É diante desta discussão que esse estudo se propõe a fazer uma revisão a partir de publicações atuais sobre a o conceito de liberdade na perspectiva das abordagens fenomenológicas e existenciais em psicologia. Como foi demonstrado anteriormente, no que se refere a clínica psicológica, por exemplo, o conceito de liberdade tem sido associado ao que entende-se por saúde e sofrimento psíquico; no entanto, parece não existir uma clareza e nem uma uniformidade conceitual e epistemológica sobre o conceito. O objetivo deste estudo, portanto, foi procurar evidenciar o estado do conhecimento desta temática, além de explorar os diversos sentidos atribuídos à liberdade e as principais questões a ela atreladas pelos autores das publicações triadas. Espera-se que as informações da presente pesquisa possibilitem a exposição de um panorama do estado de conhecimento sobre liberdade nos últimos vinte anos. Trata-se de um mapeamento do campo de produção bibliográfica que objetiva, a partir da revisão sistemática de artigos, demonstrar possíveis convergências ou divergências teóricas e conceituais que venham a auxiliar na produção de outros estudos acerca do tema.

 

Método

As fontes consultadas para a revisão sistemática foram as seguintes bases de dados eletrônicos: portal de periódicos da Coordenação de Aperfeiçoamento de Pessoal de Nível Superior (CAPES); Periódicos Eletrônicos em Psicologia (PePSIC); Literatura Latino-Americana e do Caribe em Ciências da Saúde (LILACS) e Scientific Electronic Library Online (SciELO). A escolha das fontes teve como critério a gratuidade e a disponibilidade de acesso em ambiente universitário. Os descritores foram utilizados de maneira que sempre houvesse pelo menos um termo referente à abordagem teórica e um termo referente à liberdade combinados em cada busca, sendo eles: psicologia existencial, psicologia fenomenológica, psicologia fenomenológica existencial, psicologia fenomenológica-existencial, psicologia fenomenológico existencial, psicologia fenomenológico-existencial, psicologia existencialista, liberdade. Os termos também foram utilizados em inglês, sendo eles: existential psychology, phenomenological psychology, existential phenomenological psychology, existential-phenomenological psychology, existentialist psychology, freedom. E em espanhol:"psicología existencial", "psicología fenomenológica', "psicología fenomenológica existencial", "psicología fenomenológica-existencial", "psicología fenomenológico existencial", "psicología fenomenológico-existencial", "psicología existencialista"1, libertad. Os termos referentes à abordagem teórica foram escolhidos devido à verificação de variações no uso do hífen por autores, assim como a existência de tais termos nos Descritores em Ciência da Saúde (DeCS), da Biblioteca Virtual em Saúde . Desse modo, a pesquisa contou com 19 combinações de palavras-chave.
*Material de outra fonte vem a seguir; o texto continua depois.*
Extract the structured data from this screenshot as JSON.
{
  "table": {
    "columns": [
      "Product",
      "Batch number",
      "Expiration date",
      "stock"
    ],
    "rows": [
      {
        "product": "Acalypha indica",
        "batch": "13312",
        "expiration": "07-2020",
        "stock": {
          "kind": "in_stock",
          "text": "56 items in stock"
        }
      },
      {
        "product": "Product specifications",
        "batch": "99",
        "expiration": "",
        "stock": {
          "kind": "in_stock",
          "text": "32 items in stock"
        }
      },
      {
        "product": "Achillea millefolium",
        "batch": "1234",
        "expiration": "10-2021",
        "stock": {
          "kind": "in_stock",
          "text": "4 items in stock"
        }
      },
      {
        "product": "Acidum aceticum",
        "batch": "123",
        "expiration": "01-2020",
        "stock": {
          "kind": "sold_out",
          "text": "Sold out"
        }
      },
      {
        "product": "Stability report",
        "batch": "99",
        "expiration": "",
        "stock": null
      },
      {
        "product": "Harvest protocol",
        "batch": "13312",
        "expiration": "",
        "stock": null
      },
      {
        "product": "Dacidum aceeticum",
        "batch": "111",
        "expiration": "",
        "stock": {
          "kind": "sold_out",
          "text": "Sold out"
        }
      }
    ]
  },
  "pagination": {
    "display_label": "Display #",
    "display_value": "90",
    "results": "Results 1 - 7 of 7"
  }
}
Foram utilizados critérios de inclusão referentes à delimitação temporal das publicações, ao tipo de material e aos idiomas. O tempo de publicação foi delimitado entre 1998 e 20172, com vistas a discutir o estado de arte do conhecimento sobre o tema. Já os materiais selecionados foram apenas artigos revisados por pares, a fim de garantir a qualidade e o rigor científico das publicações utilizadas. As pesquisas das palavras-chaves aconteceram em quatro diferentes momentos (24/04/17, 15/05/17, 06/06/17 e 03/07/17) com o objetivo de garantir a inclusão de novos dados e evitar a perda de dados por motivos de falha na base eletrônica ou de conexão com a internet. Inicialmente, verificou-se variação dos resultados na base Portal de Periódicos da CAPES de acordo com a realização ou não do login de usuário no site da base, o que demandou atenção e a adoção de um critério metodológico de maneira a utilizar o site desta base apenas com o usuário logado.
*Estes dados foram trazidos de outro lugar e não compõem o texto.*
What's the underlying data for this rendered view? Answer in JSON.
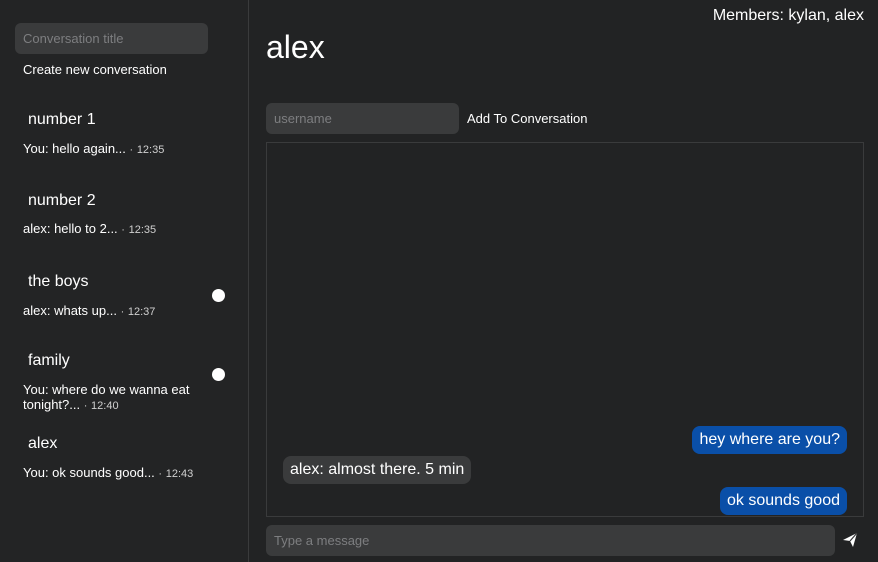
{
  "sidebar": {
    "title_placeholder": "Conversation title",
    "create_label": "Create new conversation",
    "conversations": [
      {
        "name": "number 1",
        "preview": "You: hello again...",
        "time": "12:35",
        "unread": false
      },
      {
        "name": "number 2",
        "preview": "alex: hello to 2...",
        "time": "12:35",
        "unread": false
      },
      {
        "name": "the boys",
        "preview": "alex: whats up...",
        "time": "12:37",
        "unread": true
      },
      {
        "name": "family",
        "preview": "You: where do we wanna eat tonight?...",
        "time": "12:40",
        "unread": true
      },
      {
        "name": "alex",
        "preview": "You: ok sounds good...",
        "time": "12:43",
        "unread": false
      }
    ],
    "time_separator": "·"
  },
  "header": {
    "members": "Members: kylan, alex",
    "title": "alex"
  },
  "add_member": {
    "username_placeholder": "username",
    "add_label": "Add To Conversation"
  },
  "messages": [
    {
      "text": "hey where are you?",
      "direction": "sent"
    },
    {
      "text": "alex: almost there. 5 min",
      "direction": "received"
    },
    {
      "text": "ok sounds good",
      "direction": "sent"
    }
  ],
  "composer": {
    "placeholder": "Type a message",
    "send_icon": "send-icon"
  },
  "colors": {
    "background": "#222324",
    "input_bg": "#3a3b3c",
    "sent_bubble": "#0a4fa8",
    "received_bubble": "#3a3b3c",
    "border": "#3a3b3c"
  }
}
A princípio, considerou-se o número total de publicações encontradas que, após, foram sendo triadas de acordo com os critério de inclusão na seguinte ordem: apenas artigos, data da publicação de 1998 a 2017, artigos revisados por pares e idiomas. Numa segunda etapa de seleção, foi realizada a exclusão de artigos duplicados, sendo, para tal, utilizada a ferramenta online de administração de referências End Note™,da Clarivate Analytics, onde também foi avaliada a disponibilidade dos artigos, excluindo-se as publicações sem texto integral disponível. Na sequência, foi realizada a análise dos títulos, subtítulos, resumos e palavras-chave das publicações para avaliar a elegibilidade de acordo com a abordagem teórica (psicologia fenomenológico-existencial) e a proximidade com o tema da liberdade. Nesta fase, optou-se pela inclusão de apenas artigos teóricos devido ao caráter teórico-conceitual da questão de pesquisa deste estudo, visto que pesquisas empíricas não permitiriam um aprofundamento em torno do conceito de liberdade. Assim, os critérios de exclusão foram: artigos empíricos, artigos não relacionados ao tema da liberdade e artigos de outra abordagem teórica.

A seguir, foi realizada a leitura integral dos artigos para análise de variáveis quantitativas e qualitativas. As variáveis quantitativas foram: ano de publicação, nacionalidade dos artigos, área da re-vista, e área de formação ou de prática dos autores. Para a análise das variáveis qualitativas, optou-se pelo "método hermenêutico-dialético" (Minayo, 2010, p.327; Minayo, 2001), uma proposta de interpretação qualitativa de dados que consiste em três etapas: ordenação dos dados, através do mapeamento de todo o material encontrado no estudo; classificações dos dados, através da leitura horizontal e exaustiva dos textos para estabelecer categorias empíricas, e leitura transversal, a fim de realizar uma redução das classificações, agrupando-as em um número menor de unidades de sentido; e análise final, com a articulação entre os dados encontrados e os referenciais teóricos, com vistas a trazer à tona as significações presentes sobre determinado tema em um dado contexto. As categorias qualitativas apreciadas foram: teóricos e filósofos de base, temáticas gerais dos artigos, forma de articulação com a Psicologia, termos atrelados à liberdade e a forma como os artigos conceituam liberdade. No tocante à última categoria, pensou-se em duas unidades de análise a partir das quais o conceito de liberdade seria considerado: liberdade a que/a quem e liberdade para quê.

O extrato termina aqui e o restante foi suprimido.